John C. Conlon
If there was any doubt in my last birding notes as to whether autumn was here, that doubt is now gone. During these past weeks wind has come regularly from the northwest to north, and from the northeast. Summer pelagic bird numbers are dropping steadily. Even when birds are seen, the chop on the water’s surface combined with southeast swells from passing tropical storms make it difficult to hold the binoculars steady. The air is considerably cooler so hats and jackets are a good idea as are gloves for holding both the binoculars or the coffee mug while on the upper open deck.
Sightings have been good though they vary considerably. There are occasional sightings of phalaropes. Greater and Cory’s shearwaters, lower in numbers, are seen regularly as lone birds or in flocks of over 40. Those flocks are mixed and while the numbers are steady, you’ll want to be looking carefully as these shearwaters will soon be gone. The greaters migrate clockwise while the Cory’s migrate counterclockwise around the north Atlantic so their departures from the area will be in opposite directions.
Immature laughing gulls and black-legged kittiwakes are regular sights. Both are among the smallest gulls that we find locally so the size makes them easier to spot in the crowds.
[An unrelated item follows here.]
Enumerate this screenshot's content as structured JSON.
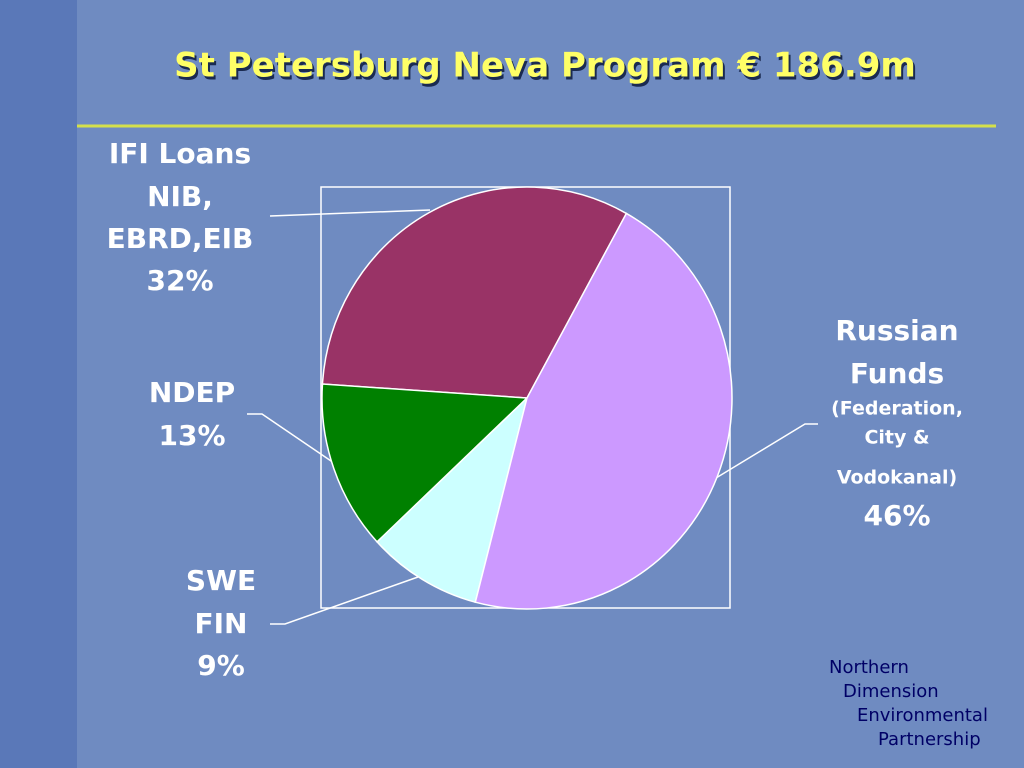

In particular look for the juveniles coming into first winter plumages. Black-legged kittiwake juveniles are easily recognizable with their black boomerang patch on the upper wings. The first year laughing gulls by contrast have blackened primaries, are brown on the secondary coverts and grey along the back with a white rump patch and black–tipped tail. Both are migratory, with the black-legged kittiwakes being common here in the winter, while the laughing gulls would not be expected during the winter.
Another sign of the coming autumn and winter are the scoters. Flocks of 15 to 30 white-winged scoters are common. Black and surf scoters are also arriving in small numbers. Watch for mixed flocks that may be flying low or high over the water. We will be seeing more scoters as the next month progresses. Many of the arriving sea ducks will be visible from shore, so birdwatchers can also return during the winter months.
Jaegers are back in larger numbers. Parasitic and pomarine jaegers are reappearing as they head south during their autumn migration. As always, look into the feeding flocks of gulls and terns. The jaegers are in pursuit of the gulls and terns that carry food. The most unusual sighting of these past three weeks was the 24th of September sighting of a long-tailed jaeger. They are rarest of jaegers to be found here and September is the best month to do so. Dolphin Fleet birding guide Peter Trull had a long-tail last year as well.
The long-tailed jaegers are the smallest jaeger at 15 inches in length (any adult breeding feathers of the central tail will put the length at 23 inches), 42 inches across the wings and averaging some 11 ounces. As with all the jaegers the females are larger than the males. Wingbeats are falcon-like suggesting parasitic rather than pomarine. At any distance long-tails will be quite grey in appearance. This coloring makes them easy to distinguish from both parasitics and pomarines. Look for the pale yellow of the neck’s back and a black crown on the adults. They are reportedly less aggressive than both the other jaegers. Relatively long central retrices of breeding adults may still be present but not for much longer. Their autumn migration through this area will take them from their Canadian arctic nesting grounds to southern South America and southern Africa.